Menyimak jalannya Pidato Kenegaraan Presiden Republik Indonesia (RI) Susilo Bambang Yudhoyono di depan Rapat Paripurna Dewan Perwakilan Rakyat (DPR) dalam rangka Hari Ulang Tahun Kemerdekaan RI ke-64, Jum'at (14/8), ada sedikit keganjilan.
Rapat yang dihadiri sekitar 395 anggota DPR itu tidak terdengar lagu kebangsaan kita di awal rapat. Pemimpin Sidang, Agung Laksono, setelah membuka langsung memerintahkan para hadirin untuk melaksanakan doa. Sontak, hal itu membuat anggota DPR lainnya meradang dan menghujani interupsi ke Agung.
Simbol kedaulatan negara itu baru diperdengarkan di akhir acara setelah ada anggota DPR yang interupsi, dan kemudian diikuti perintah dari Pimpinan Sidang untuk menyanyikan Indonesia Raya.
Entah lupa ataukah kecelakaan, sehingga momen kenegaraan itu seolah ajang lucu-lucuan. Ya, karena rapat paripurna itu merupakan agenda rutin kenegaraan dan begitu formal. Namun, mengapa pemimpin sidang tidak mengagendakan acara menyanyikan lagu Indonesia Raya?
Anehnya pula, ketika hal ini menyeruak, terkesan saling lempar diantara pemimpin sidang Agung Laksono dan Sekretariat DPR.
Tanpa memperpanjang tontonan ini, penulis berusaha untuk mencari sebab mengapa mereka begitu enteng menanggapi 'kesalahan' besar itu. Mengapa 'kesalahan'? Bukankah aturan tegasnya tak tersurat.
Sebagai bangsa besar, tentunya hal itu tidak boleh dianggap sepele. Jangan sampai lagu Indonesia Raya dipersamakan dengan lagu-lagu cengeng baik yang dilontarkan penyanyi kita ataupun petinngi negeri ini.
Bila hal itu dibiarkan dan dianggap angin lalu, bisa jadi generasi mendatang sudah mulai melupakan lagu Indonesia Raya.
Simak saja perkembangan anak-anak di lingkungan kita. Mereka lebih menghafal lagu cengeng dari artis-artis masa kini ketimbang lagu perjuangan maupun lagu nasional. Ini tentu mengkhawatirkan. Sudah demikian parahkah kondisi bangsa ini?
Peristiwa bersejarah bagi bangsa dan negara kita sudah mulai terdengar sayup-sayup. Hari besar nasional yang dahulu terasar gregetnya, kini tidak lagi.
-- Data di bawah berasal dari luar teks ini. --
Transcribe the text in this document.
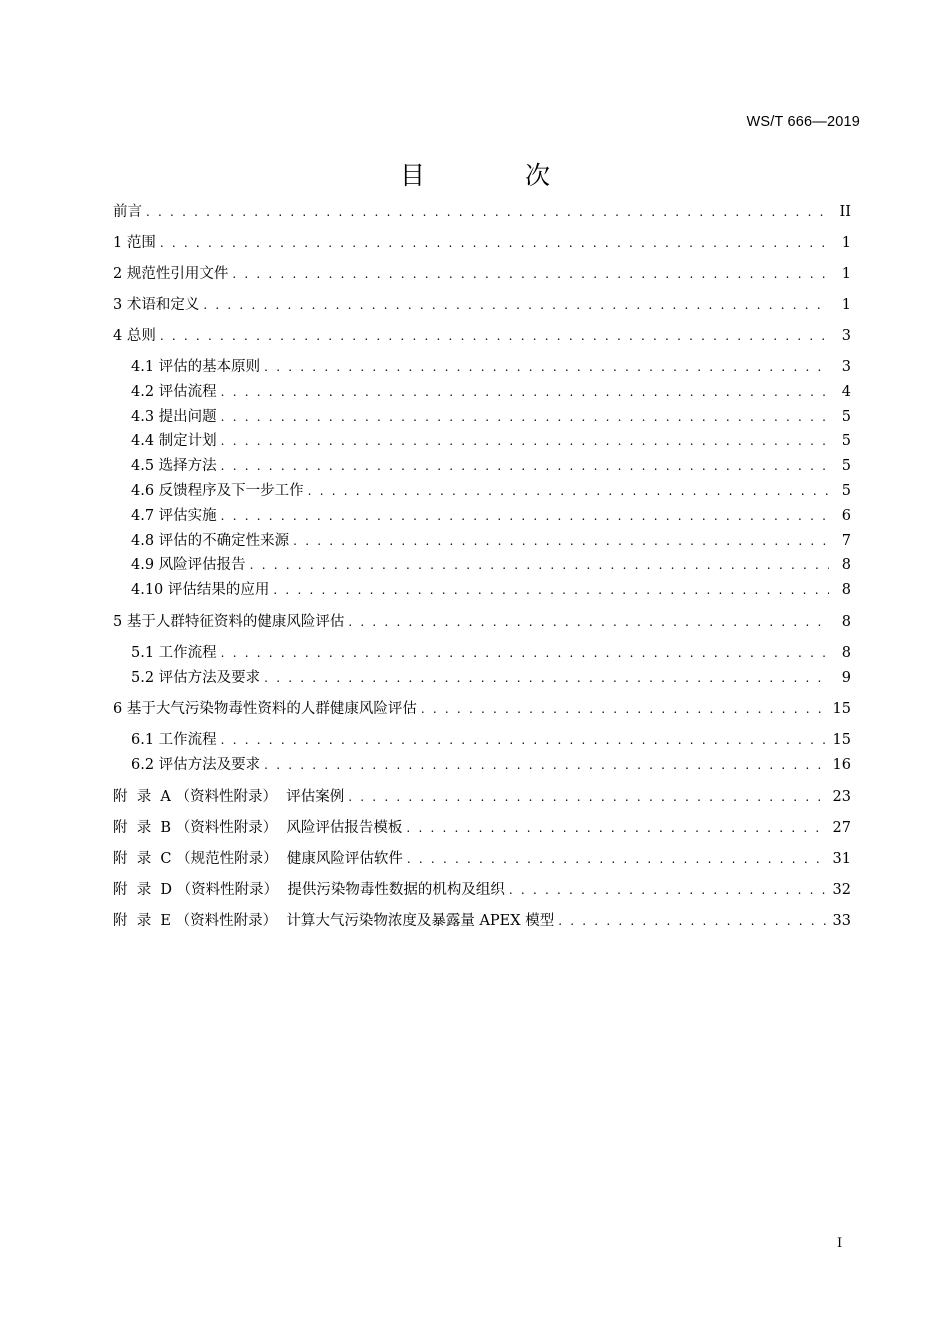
WS/T 666—2019
目 次
前言 . . .	II
1 范围 . . .	1
2 规范性引用文件 . . .	1
3 术语和定义 . . .	1
4 总则 . . .	3
4.1 评估的基本原则 . . .	3
4.2 评估流程 . . .	4
4.3 提出问题 . . .	5
4.4 制定计划 . . .	5
4.5 选择方法 . . .	5
4.6 反馈程序及下一步工作 . . .	5
4.7 评估实施 . . .	6
4.8 评估的不确定性来源 . . .	7
4.9 风险评估报告 . . .	8
4.10 评估结果的应用 . . .	8
5 基于人群特征资料的健康风险评估 . . .	8
5.1 工作流程 . . .	8
5.2 评估方法及要求 . . .	9
6 基于大气污染物毒性资料的人群健康风险评估 . . .	15
6.1 工作流程 . . .	15
6.2 评估方法及要求 . . .	16
附  录  A （资料性附录）  评估案例 . . .	23
附  录  B （资料性附录）  风险评估报告模板 . . .	27
附  录  C （规范性附录）  健康风险评估软件 . . .	31
附  录  D （资料性附录）  提供污染物毒性数据的机构及组织 . . .	32
附  录  E （资料性附录）  计算大气污染物浓度及暴露量 APEX 模型 . . .	33
I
Hal itu ditambah sudah mulai jarang sekolah maupun kantor melaksanakan upacara bendera. Padahal, dahulu, sebelum reformasi bergulir, upacara bendera dilaksanakan tiap hari Senin.
Mengingat berbagai perkembangan terakhir itu, tentu miris hati ini menyimak fenomena lupa di kalangan DPR ataupun Sekretariat Jenderal DPR untuk menyanyikan lagu Indonesia Raya di saat-saat terpenting bagi bangsa dan negara ini.
Melalui tulisan ini, sengaja saya berusaha untuk mengajak pembaca agar jangan ragu apalagi malu untuk menjadi warga negara Indonesia. Bila semua sudah berjalan pada traknya, tentu kejadian-kejadian seperti yang terjadi di Rapat Paripurna DPR Ri.